Countries that refuse international agreements on tax information exchange should be blacklisted as tax havens. This idea was proposed by Wolfgang Schäuble, Germany’s Federal Minister of Finance, and I support it wholeheartedly.
The Finnish financial sector is a long-time proponent of automatic exchange of tax information. The process is now finally starting, as the banks, investment firms and insurance companies of nearly a hundred countries have committed to implementing OECD’s reporting standards. This means they will report on the assets and beneficiaries of all their foreign clients to tax authorities. The reports will be sent automatically to the national tax authority of the client.
Tax information exchange has already been written in EU regulation. In the future, the Finnish Tax Administration will receive information on all Finns’ assets in EU financial institutions, covering practically all capital gains – including nominee-registered shares, whose transparency has been a controversial topic in Finland.
The Commission has announced it will be drafting a list of countries that refuse the exchange of tax information and other transparency requirements. The recently exposed Panama, for example, has not joined the OECD agreement to share information. The blacklisted countries could be denied some financing operations. According to Schäuble, Panama and other tax havens should be among the listed countries.
Scandals speed up the exchange of tax information
The valuable side of tax scandals, such as the Panama Papers, is that they generate strong pressure for tax havens to join the tax information agreements. For example Bermuda, the British Virgin Islands, the Cayman Islands, Guernsey, Jersey and Liechtenstein have already joined in, despite demonstrating a more negative stance earlier. Panama would be a logical addition.

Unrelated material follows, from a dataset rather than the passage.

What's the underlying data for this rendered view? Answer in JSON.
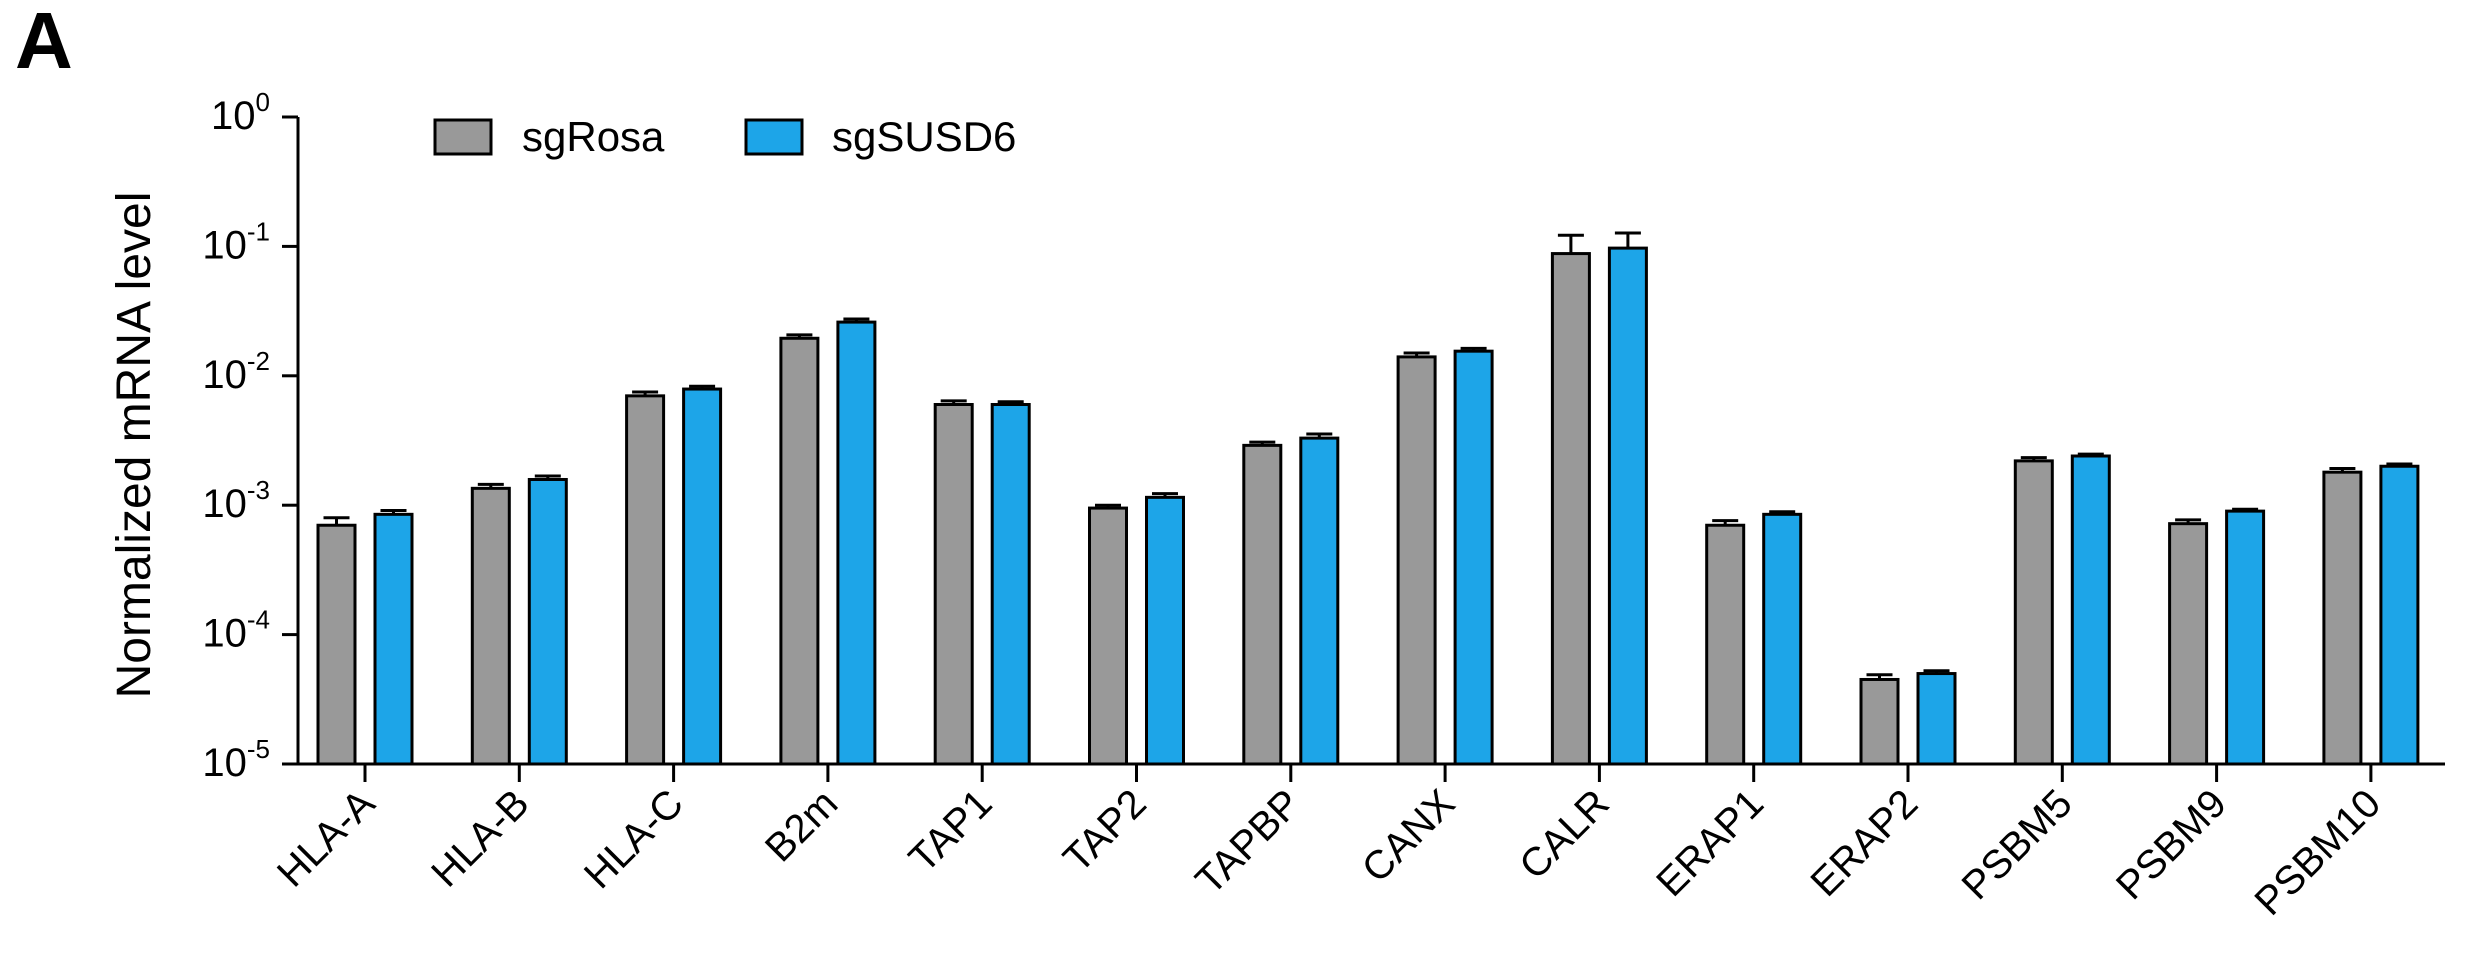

In the context of tax havens, the discussion also includes international money flows in general. Tax evasion, aggressive tax planning, and international tax competition are different things, however.
Tax havens are much more than just neutral flows of money. The money that circulates in them may, in fact, “stink”. For example, tax havens enable the management of assets wrongfully acquired by dictators. They also circulate assets of international crime and terrorism. But individual persons can also hide money, for example in reserve for potential divorce or distribution of estate.
Efficiency through international cooperation
Tax evasion means not paying the taxes one is supposed to pay. It is simply and unambiguously illegal activity. Measures to fight tax evasion must be international on a very broad scale. Possibilities exist for Finland to conduct its own operations, but real efficiency can be gained only by international cooperation. The Finnish financial sector encourages the EU to continue working actively so that tax evasion can be curtailed with everyone sticking to the same set of rules.
The Finnish financial sector supports the Commission’s recent proposal to prevent corporate tax avoidance. The proposal includes concrete measures that would prevent companies from transferring their profits into tax havens. One important principle in the proposal is efficient taxation, which means that a company is taxed in the same location it makes its profits in.
Presently, the existence of tax havens is an unfortunate reality of international investment operations, and avoiding all connections with them is nearly impossible. Even normal operations may thus unwillingly support shady activity. Hopefully we will soon succeed in creating an international investment marketplace where the shadow economy cannot operate. The Finnish financial sector cannot achieve this alone. We need to work together in the international forums and put an end to tax havens for good.